Recipe: Spinach, Feta and Radish Linguine
500g spinach leaves
Coarse salt and ground peppe
400g linguine or other long pasta
¼ cup unsalted butter
2 garlic cloves, divided, thinly sliced
1 cup feta, crumbled
1 large bunch radishes, thinly sliced, greens rinsed well and roughly chopped
Extra virgin olive oil, as required
1 In a large pan of boiling salted water, cook the pasta according to the package instructions. Reserve 1 cup of pasta water in a bowl and set aside.
2 Drain the remaining water and return the pasta to the saucepan. Add the pasta water and 2 tablespoons of butter and toss until the butter has melted. Set aside but keep warm.
3 Heat 2 tablespoons of olive oil in a large frying pan set over a medium high heat. Add a clove of garlic and sauté for about 1 minute, until the garlic is just beginning to brown.

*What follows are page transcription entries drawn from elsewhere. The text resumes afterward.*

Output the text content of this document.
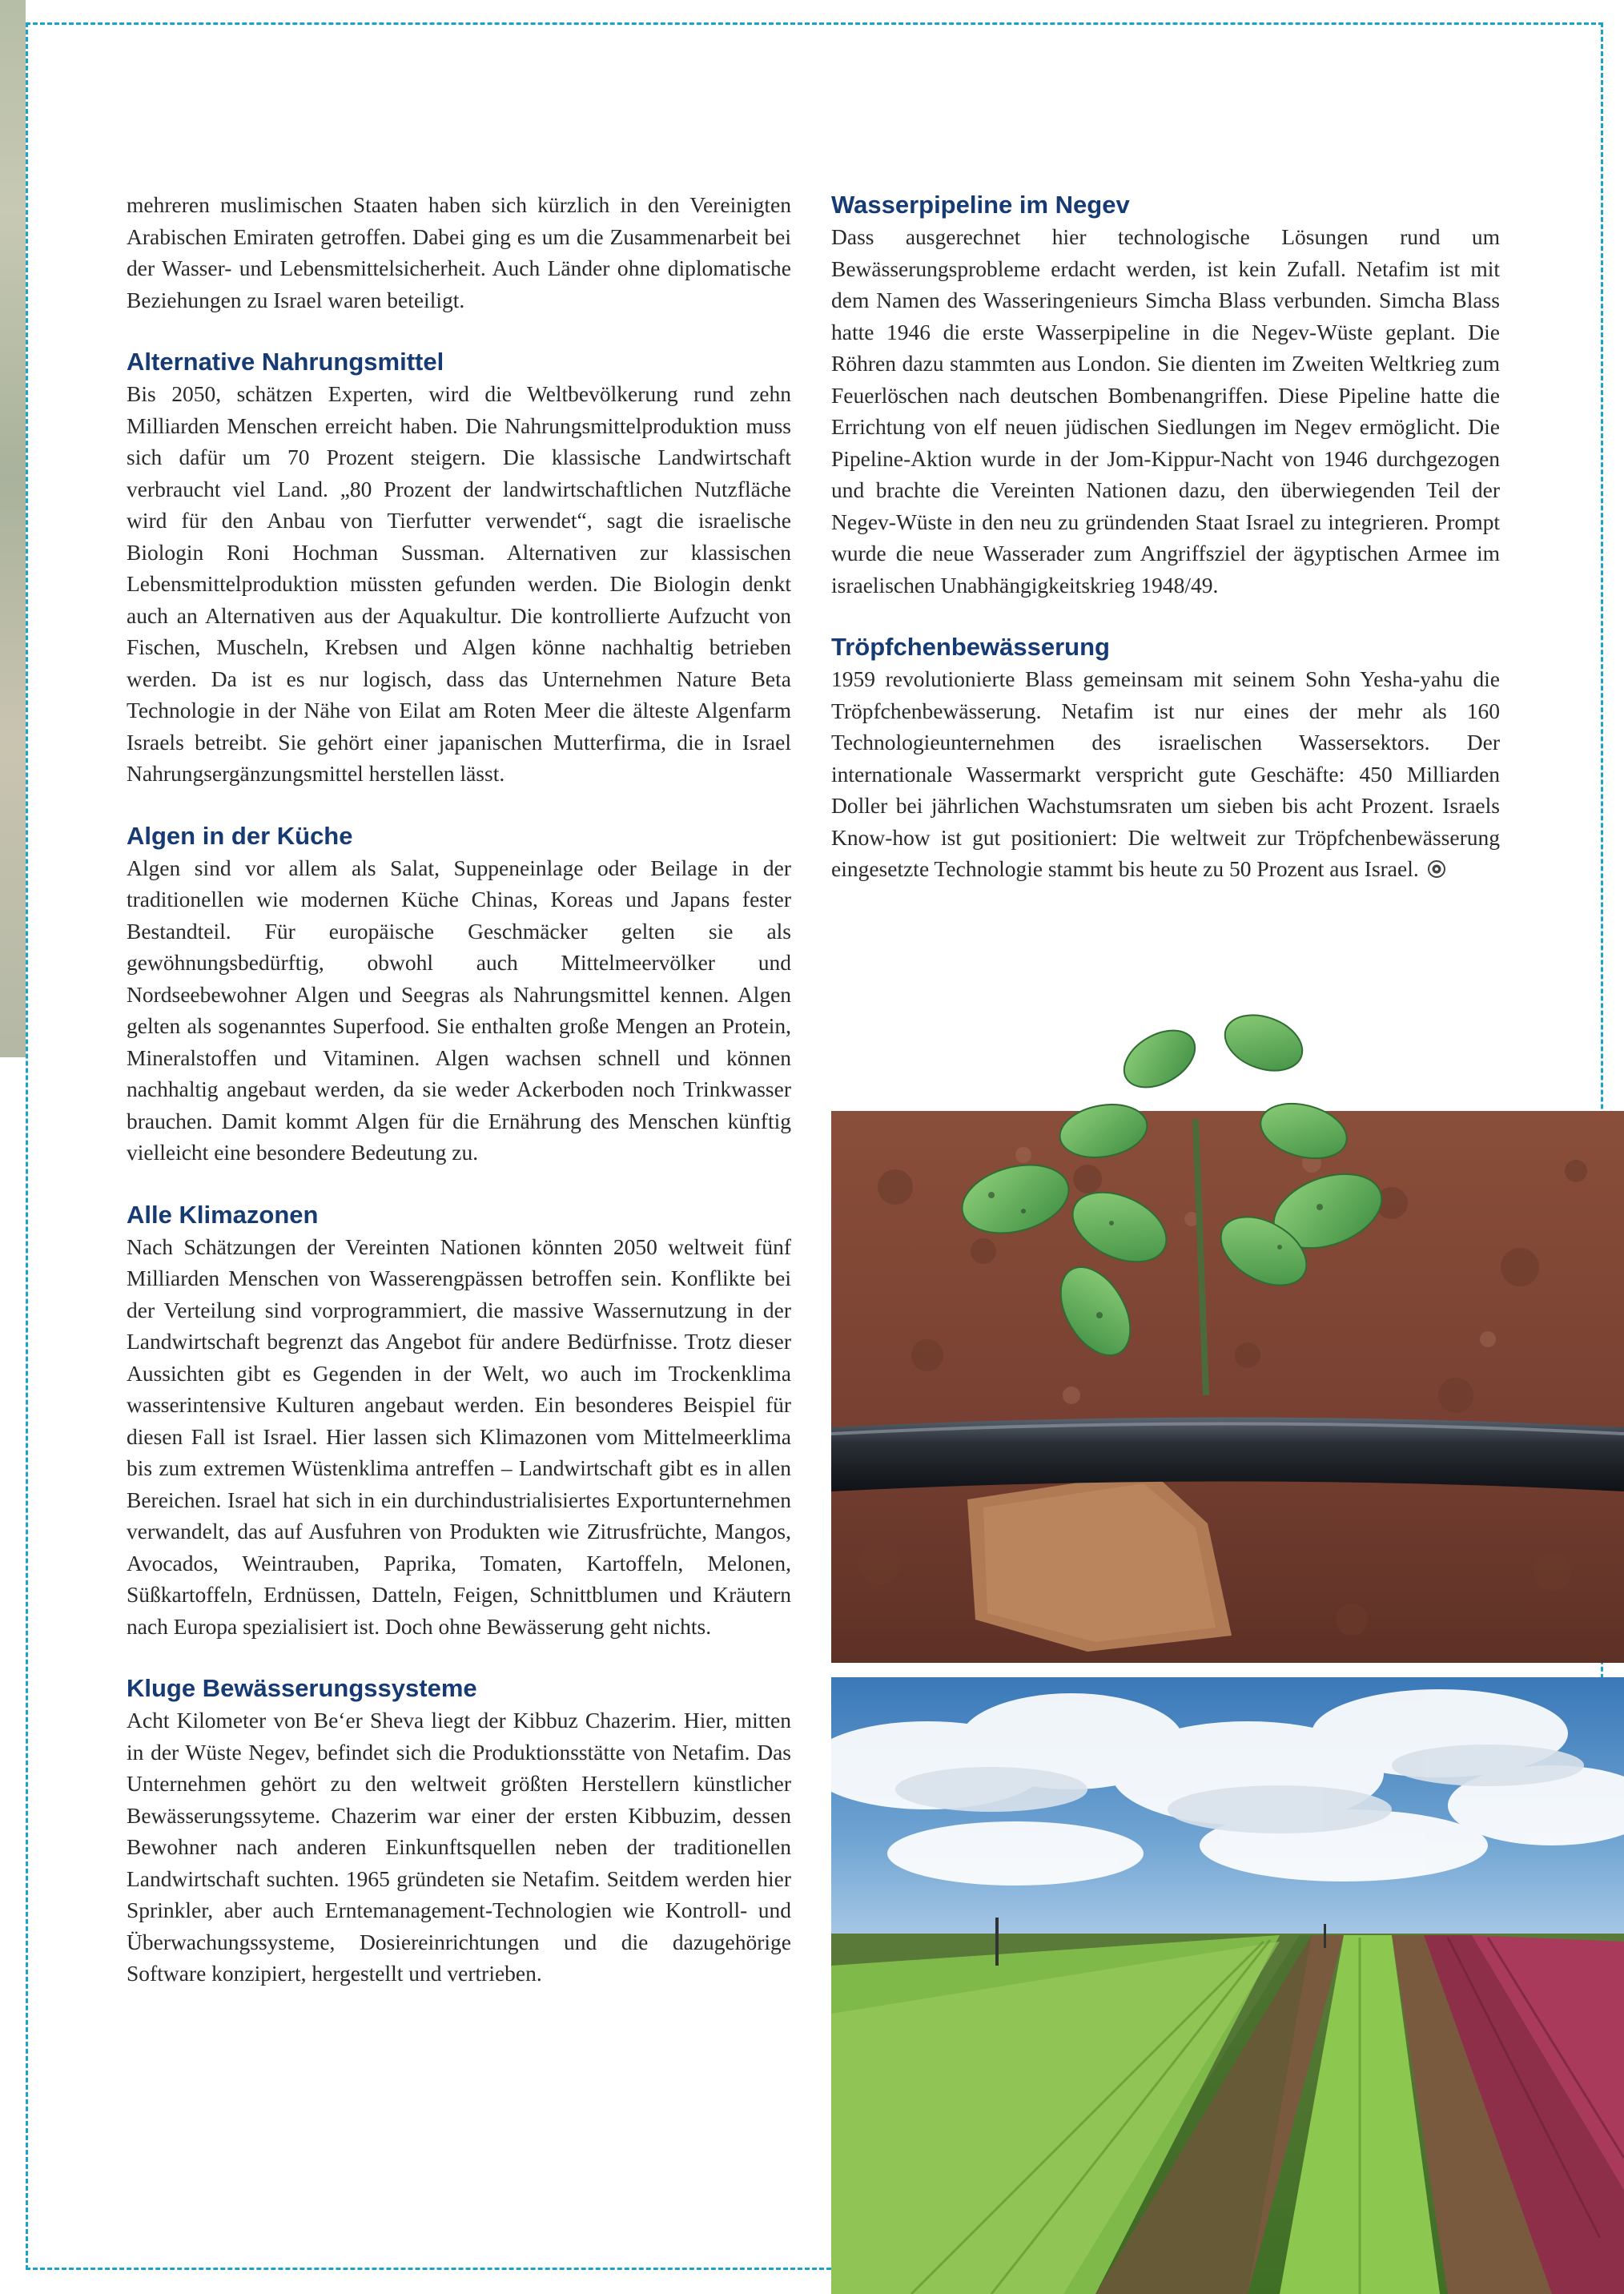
mehreren muslimischen Staaten haben sich kürzlich in den Vereinigten Arabischen Emiraten getroffen. Dabei ging es um die Zusammenarbeit bei der Wasser- und Lebensmittelsicherheit. Auch Länder ohne diplomatische Beziehungen zu Israel waren beteiligt.

Alternative Nahrungsmittel

Bis 2050, schätzen Experten, wird die Weltbevölkerung rund zehn Milliarden Menschen erreicht haben. Die Nahrungsmittelproduktion muss sich dafür um 70 Prozent steigern. Die klassische Landwirtschaft verbraucht viel Land. „80 Prozent der landwirtschaftlichen Nutzfläche wird für den Anbau von Tierfutter verwendet“, sagt die israelische Biologin Roni Hochman Sussman. Alternativen zur klassischen Lebensmittelproduktion müssten gefunden werden. Die Biologin denkt auch an Alternativen aus der Aquakultur. Die kontrollierte Aufzucht von Fischen, Muscheln, Krebsen und Algen könne nachhaltig betrieben werden. Da ist es nur logisch, dass das Unternehmen Nature Beta Technologie in der Nähe von Eilat am Roten Meer die älteste Algenfarm Israels betreibt. Sie gehört einer japanischen Mutterfirma, die in Israel Nahrungsergänzungsmittel herstellen lässt.

Algen in der Küche

Algen sind vor allem als Salat, Suppeneinlage oder Beilage in der traditionellen wie modernen Küche Chinas, Koreas und Japans fester Bestandteil. Für europäische Geschmäcker gelten sie als gewöhnungsbedürftig, obwohl auch Mittelmeervölker und Nordseebewohner Algen und Seegras als Nahrungsmittel kennen. Algen gelten als sogenanntes Superfood. Sie enthalten große Mengen an Protein, Mineralstoffen und Vitaminen. Algen wachsen schnell und können nachhaltig angebaut werden, da sie weder Ackerboden noch Trinkwasser brauchen. Damit kommt Algen für die Ernährung des Menschen künftig vielleicht eine besondere Bedeutung zu.

Alle Klimazonen

Nach Schätzungen der Vereinten Nationen könnten 2050 weltweit fünf Milliarden Menschen von Wasserengpässen betroffen sein. Konflikte bei der Verteilung sind vorprogrammiert, die massive Wassernutzung in der Landwirtschaft begrenzt das Angebot für andere Bedürfnisse. Trotz dieser Aussichten gibt es Gegenden in der Welt, wo auch im Trockenklima wasserintensive Kulturen angebaut werden. Ein besonderes Beispiel für diesen Fall ist Israel. Hier lassen sich Klimazonen vom Mittelmeerklima bis zum extremen Wüstenklima antreffen – Landwirtschaft gibt es in allen Bereichen. Israel hat sich in ein durchindustrialisiertes Exportunternehmen verwandelt, das auf Ausfuhren von Produkten wie Zitrusfrüchte, Mangos, Avocados, Weintrauben, Paprika, Tomaten, Kartoffeln, Melonen, Süßkartoffeln, Erdnüssen, Datteln, Feigen, Schnittblumen und Kräutern nach Europa spezialisiert ist. Doch ohne Bewässerung geht nichts.

Kluge Bewässerungssysteme

Acht Kilometer von Be‘er Sheva liegt der Kibbuz Chazerim. Hier, mitten in der Wüste Negev, befindet sich die Produktionsstätte von Netafim. Das Unternehmen gehört zu den weltweit größten Herstellern künstlicher Bewässerungssyteme. Chazerim war einer der ersten Kibbuzim, dessen Bewohner nach anderen Einkunftsquellen neben der traditionellen Landwirtschaft suchten. 1965 gründeten sie Netafim. Seitdem werden hier Sprinkler, aber auch Erntemanagement-Technologien wie Kontroll- und Überwachungssysteme, Dosiereinrichtungen und die dazugehörige Software konzipiert, hergestellt und vertrieben.

Wasserpipeline im Negev

Dass ausgerechnet hier technologische Lösungen rund um Bewässerungsprobleme erdacht werden, ist kein Zufall. Netafim ist mit dem Namen des Wasseringenieurs Simcha Blass verbunden. Simcha Blass hatte 1946 die erste Wasserpipeline in die Negev-Wüste geplant. Die Röhren dazu stammten aus London. Sie dienten im Zweiten Weltkrieg zum Feuerlöschen nach deutschen Bombenangriffen. Diese Pipeline hatte die Errichtung von elf neuen jüdischen Siedlungen im Negev ermöglicht. Die Pipeline-Aktion wurde in der Jom-Kippur-Nacht von 1946 durchgezogen und brachte die Vereinten Nationen dazu, den überwiegenden Teil der Negev-Wüste in den neu zu gründenden Staat Israel zu integrieren. Prompt wurde die neue Wasserader zum Angriffsziel der ägyptischen Armee im israelischen Unabhängigkeitskrieg 1948/49.

Tröpfchenbewässerung

1959 revolutionierte Blass gemeinsam mit seinem Sohn Yesha-yahu die Tröpfchenbewässerung. Netafim ist nur eines der mehr als 160 Technologieunternehmen des israelischen Wassersektors. Der internationale Wassermarkt verspricht gute Geschäfte: 450 Milliarden Doller bei jährlichen Wachstumsraten um sieben bis acht Prozent. Israels Know-how ist gut positioniert: Die weltweit zur Tröpfchenbewässerung eingesetzte Technologie stammt bis heute zu 50 Prozent aus Israel.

4 Add the spinach to the pan, pressing it down if necessary. Using two large spoons or spatulas, lift the spinach to turn and coat it all in the oil and garlic. Repeat a few times before covering and allowing to cook, undisturbed, for 1 minute.
5 Uncover and turn the spinach over again. Cover the pan and cook for an additional minute.
6 The spinach should now be wilted. Drain any excess moisture from the pan. Add a little more olive oil and sprinkle with salt to taste. Set aside.
7 Melt 1 tablespoon of butter in a large frying pan set over a medium-high heat. Add the remaining clove of garlic and radishes and cook, stirring occasionally, until the radishes are crisp-tender, about 3 minutes.
8 Add the spinach and radishes to the pasta and toss to combine. Add the feta and gently mix through before serving.